Las miserias y las esperanzas de la patria, controlada por aquellos que Deogracias odia, desfilan en las semblanzas de los miembros de la familia. Laureanito se hace modisto para señoras y Antonieta queda preñada de un desconocido mientras iba oyendo la vida de Albertico Limonta. La envían a Bogotá a un refugio de madres desamparadas y luego de un parto por cesárea, muerta la cría y casi muerta la madre, la mácula del pecado de la carne cometido por el chacal del útero, la lleva al suicidio. Álvaro Pío ha dedicado sus días al esoterismo y convoca, con la ayuda de Samael Aun Weor, hijo natural de Laureano Gómez, y madame Blavastsky y Allan Kardec el alma de su hermana, hasta que termina en una ruina de prostíbulos y aguardiente pidiendo perdón a su padre para que le permita volver a peluquear con él en Torna a Sorrento.

León Décimo ingresa al seminario para hacerse clérigo, allí conoce a otro que le induce a ser un cura obrero y de allí al sindicato de una fábrica de telas hasta que cae en manos de una banda de vulgares atracadores que solo la incrédula Luxemburgo, único comediante lúcido de la novela, alcanza a vislumbrar. Eccehomo Almanza, que ha pasado la mocedad pensando en ella, en su olor y su cuerpo, leyendo en los libros de poesía y marxismo de su hermano, muere sin saber por qué, convertido en un espectro que es el vivo retrato del porvenir de esta república. Sin que falte el avivato, encarnado en Lázaro Plata, hermano de la madre, vividor profesional y gran lagarto.

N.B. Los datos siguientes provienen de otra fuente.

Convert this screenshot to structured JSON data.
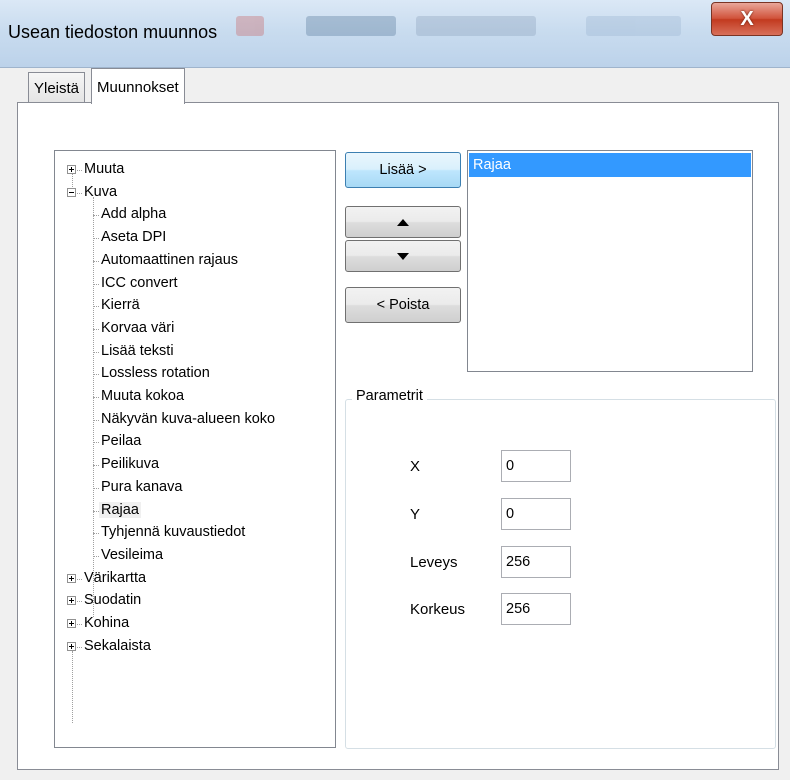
{
  "window": {
    "title": "Usean tiedoston muunnos",
    "close_label": "X"
  },
  "tabs": [
    {
      "label": "Yleistä"
    },
    {
      "label": "Muunnokset"
    }
  ],
  "tree": {
    "items": [
      {
        "label": "Muuta",
        "level": 0,
        "expander": "plus"
      },
      {
        "label": "Kuva",
        "level": 0,
        "expander": "minus"
      },
      {
        "label": "Add alpha",
        "level": 1
      },
      {
        "label": "Aseta DPI",
        "level": 1
      },
      {
        "label": "Automaattinen rajaus",
        "level": 1
      },
      {
        "label": "ICC convert",
        "level": 1
      },
      {
        "label": "Kierrä",
        "level": 1
      },
      {
        "label": "Korvaa väri",
        "level": 1
      },
      {
        "label": "Lisää teksti",
        "level": 1
      },
      {
        "label": "Lossless rotation",
        "level": 1
      },
      {
        "label": "Muuta kokoa",
        "level": 1
      },
      {
        "label": "Näkyvän kuva-alueen koko",
        "level": 1
      },
      {
        "label": "Peilaa",
        "level": 1
      },
      {
        "label": "Peilikuva",
        "level": 1
      },
      {
        "label": "Pura kanava",
        "level": 1
      },
      {
        "label": "Rajaa",
        "level": 1,
        "selected": true
      },
      {
        "label": "Tyhjennä kuvaustiedot",
        "level": 1
      },
      {
        "label": "Vesileima",
        "level": 1
      },
      {
        "label": "Värikartta",
        "level": 0,
        "expander": "plus"
      },
      {
        "label": "Suodatin",
        "level": 0,
        "expander": "plus"
      },
      {
        "label": "Kohina",
        "level": 0,
        "expander": "plus"
      },
      {
        "label": "Sekalaista",
        "level": 0,
        "expander": "plus"
      }
    ]
  },
  "buttons": {
    "add_label": "Lisää >",
    "remove_label": "< Poista",
    "up_icon": "up-arrow-icon",
    "down_icon": "down-arrow-icon"
  },
  "selected_list": {
    "items": [
      "Rajaa"
    ]
  },
  "parameters": {
    "title": "Parametrit",
    "fields": [
      {
        "label": "X",
        "value": "0"
      },
      {
        "label": "Y",
        "value": "0"
      },
      {
        "label": "Leveys",
        "value": "256"
      },
      {
        "label": "Korkeus",
        "value": "256"
      }
    ]
  },
  "colors": {
    "selection": "#3399ff",
    "close_button": "#c23a1f",
    "titlebar": "#c9dcef"
  }
}
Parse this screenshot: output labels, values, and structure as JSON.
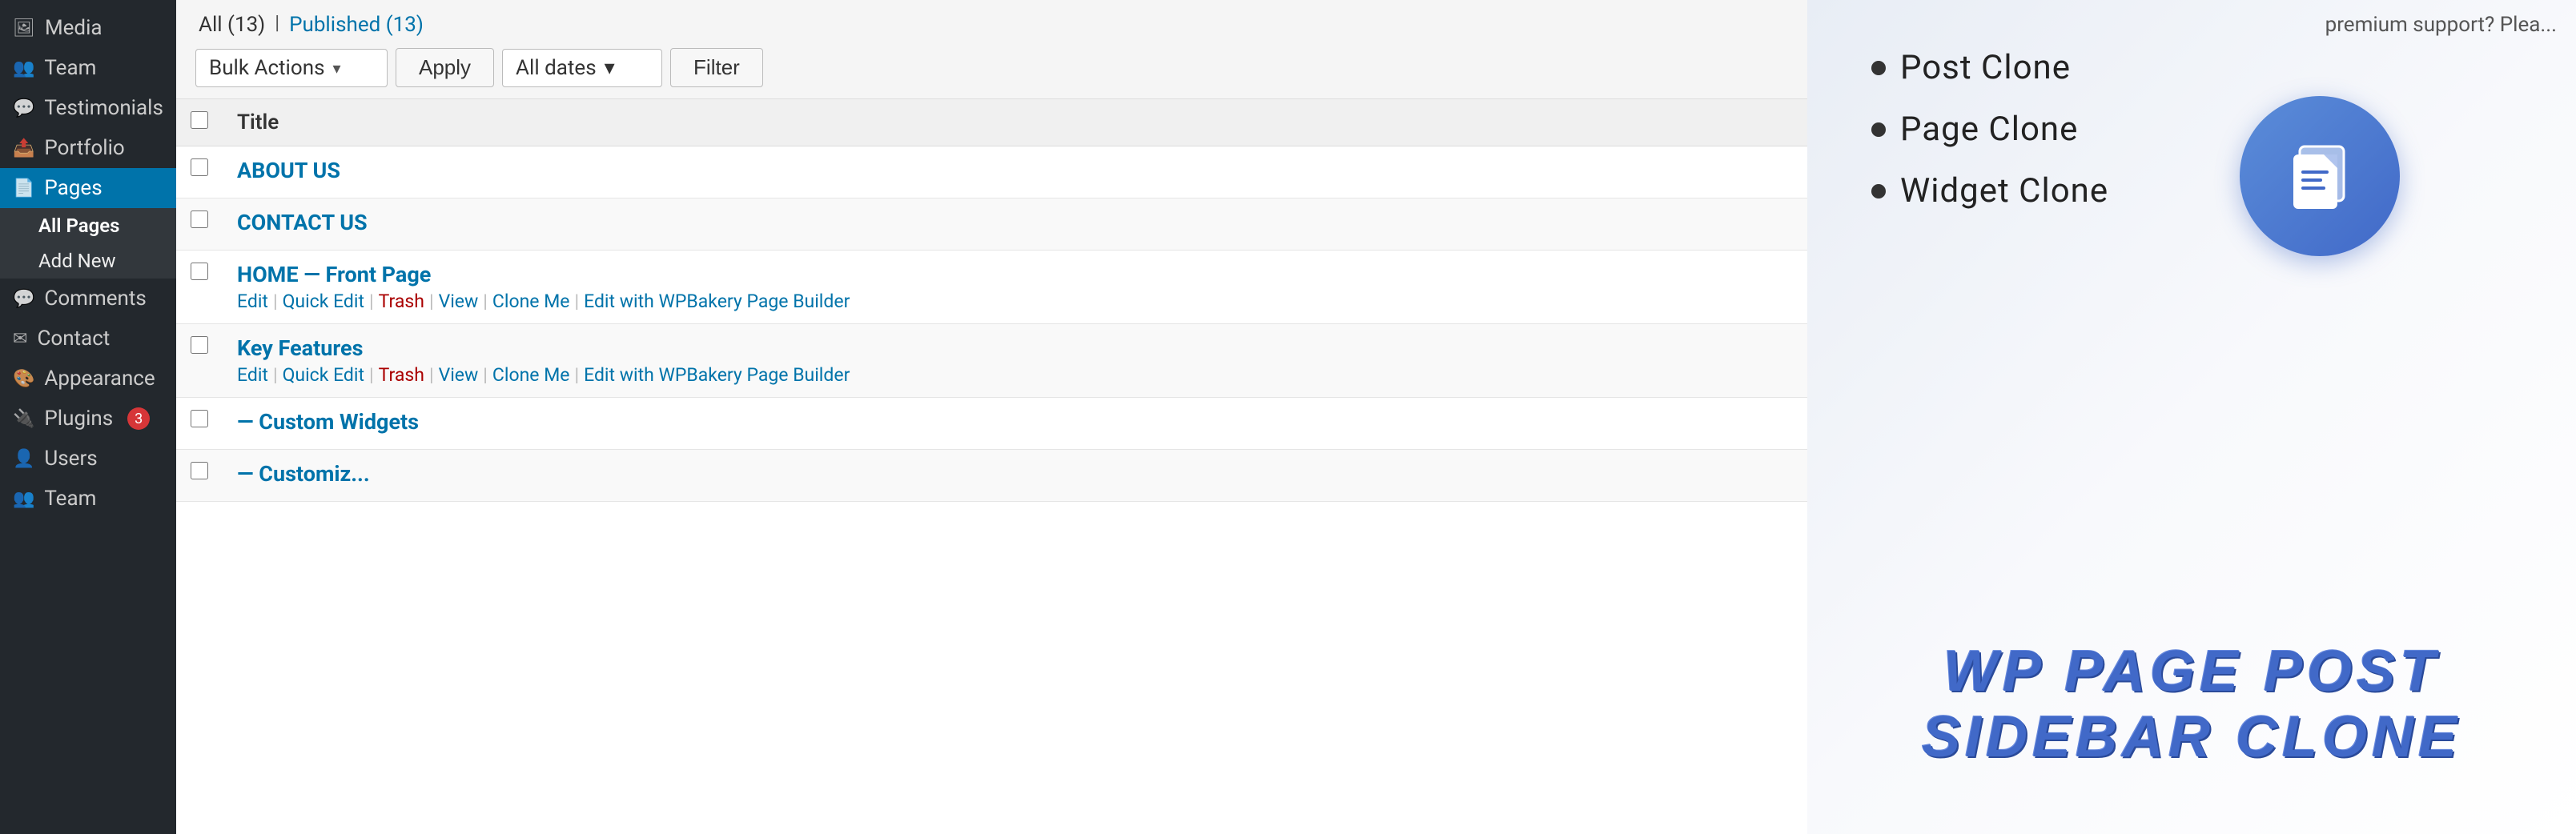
{
  "sidebar": {
    "items": [
      {
        "id": "media",
        "label": "Media",
        "icon": "🖼"
      },
      {
        "id": "team",
        "label": "Team",
        "icon": "👥"
      },
      {
        "id": "testimonials",
        "label": "Testimonials",
        "icon": "💬"
      },
      {
        "id": "portfolio",
        "label": "Portfolio",
        "icon": "📤"
      },
      {
        "id": "pages",
        "label": "Pages",
        "icon": "📄"
      }
    ],
    "sub_items": [
      {
        "id": "all-pages",
        "label": "All Pages",
        "active": true
      },
      {
        "id": "add-new",
        "label": "Add New",
        "active": false
      }
    ],
    "more_items": [
      {
        "id": "comments",
        "label": "Comments",
        "icon": "💬"
      },
      {
        "id": "contact",
        "label": "Contact",
        "icon": "✉"
      },
      {
        "id": "appearance",
        "label": "Appearance",
        "icon": "🎨"
      },
      {
        "id": "plugins",
        "label": "Plugins",
        "badge": "3",
        "icon": "🔌"
      },
      {
        "id": "users",
        "label": "Users",
        "icon": "👤"
      },
      {
        "id": "team2",
        "label": "Team",
        "icon": "👥"
      }
    ]
  },
  "header": {
    "filter_tabs": [
      {
        "id": "all",
        "label": "All (13)",
        "active": true
      },
      {
        "id": "published",
        "label": "Published (13)",
        "active": false
      }
    ],
    "separator": "|"
  },
  "toolbar": {
    "bulk_actions_label": "Bulk Actions",
    "bulk_actions_arrow": "▾",
    "apply_label": "Apply",
    "date_label": "All dates",
    "date_arrow": "▾",
    "filter_label": "Filter"
  },
  "table": {
    "columns": [
      {
        "id": "cb",
        "label": ""
      },
      {
        "id": "title",
        "label": "Title"
      }
    ],
    "rows": [
      {
        "id": 1,
        "title": "ABOUT US",
        "actions": [],
        "indent": 0
      },
      {
        "id": 2,
        "title": "CONTACT US",
        "actions": [],
        "indent": 0
      },
      {
        "id": 3,
        "title": "HOME — Front Page",
        "actions": [
          "Edit",
          "Quick Edit",
          "Trash",
          "View",
          "Clone Me",
          "Edit with WPBakery Page Builder"
        ],
        "indent": 0
      },
      {
        "id": 4,
        "title": "Key Features",
        "actions": [
          "Edit",
          "Quick Edit",
          "Trash",
          "View",
          "Clone Me",
          "Edit with WPBakery Page Builder"
        ],
        "indent": 0
      },
      {
        "id": 5,
        "title": "— Custom Widgets",
        "actions": [],
        "indent": 1
      },
      {
        "id": 6,
        "title": "— Customiz...",
        "actions": [],
        "indent": 1
      }
    ]
  },
  "right_panel": {
    "premium_notice": "premium support? Plea...",
    "features": [
      {
        "id": "post-clone",
        "label": "Post Clone"
      },
      {
        "id": "page-clone",
        "label": "Page Clone"
      },
      {
        "id": "widget-clone",
        "label": "Widget Clone"
      }
    ],
    "plugin_title": "WP Page Post Sidebar Clone",
    "clone_icon_alt": "clone documents icon"
  }
}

Lo que mal comienza, mal acaba. Al final, Eccehomo Almanza Plata yace oculto en un lugar remoto huyendo de la policía que lo persigue y donde espera que una partida de revolucionarios venga a rescatarlo. Pero no hay tal. “Oigo llaves que van probando una a una en la vieja cerradura –escribe–. Habla para que yo te vea, me repito. Las penas de la vida deben consolarnos de la muerte. Pronto me iré de aquí. Me llevarán a la oscura madrugada de mis incertidumbres: veré por última vez calles, personas, animales, cosas inciertas… Adiós país de mi vida breve, sepultura cochambrosa de sus mejores hijos, corral de bestias babeantes, pocilga de picaros y cafres, cementerio de cretinos de la concha de la madre que los parió”.

No hay duda, como ha escrito un crítico de Calarcá, que López, siguiendo al pie de la letra la consigna de un empleado del grupo Prisa según la cual “el escritor de ficción que entra en los vericuetos de la historia no tiene la obligación de ser fiel a esta”, después de haber denostado con saña contra la godarria, está convencido de que a Camilo Torres y a León Décimo Almanza no quedaba otro camino en la lucha política que la armada. Pero también sabe, el doctor López, que la revolución termina, a menudo, en manos de una pandilla de facinerosos como ese Chavarriaga que iba a enseñarles a hacer robos bancarios, a cambio de 25% del producto, pero desaparece con la plata sin estremecer su pelo engominado, la cicatriz rencorosa en la mejilla, el diente de oro y la mirada traidora.

Allí están Robespiere, el incorruptible; allí el jefe máximo de la revolución Plutarco Elías Calles; allí Lenin y Mao; allí los hermanos Castro; allí el general Franco y el general Pinochet; allí Chávez y su carnal Maduro, y aquí, sin duda, nuestro fraudulento Comandante Aureliano, con su chuspa y sus zapatos de tacón alto. Por algo ha hecho desfilar, en el gran lienzo de fondo de su aparato operático, figurantes como José Elías del Hierro, Lucio Pabón Núñez, Roberto Urdaneta, Mariano Ospina Pérez, Álvaro Gómez Hurtado, Alfredo Vásquez Carrizosa, Andrés Holguin, Gilberto Alzate Avendaño, Juan de la Cruz Varela, Charro Negro, Gilberto Vieira, Eduardo Zuleta Ángel, Pedro Antonio Marín, León María Lozano, Belisario Betancur, Doña Blanca Barón y doña Carlota Soto, Chispas, Desquite, Peligro, mi general Matallana, Sangrenegra, María Arango, Jorge Child, Manuel Vásquez Castaño, Antonio Larrota, Álvaro Marroquín, Galo Burbano, Jaime Arenas y Lisandro Duque Naranjo, que deambulan, como almas en pena, en esas doscientas páginas de “historia” que le sobran a Los dormidos y los muertos.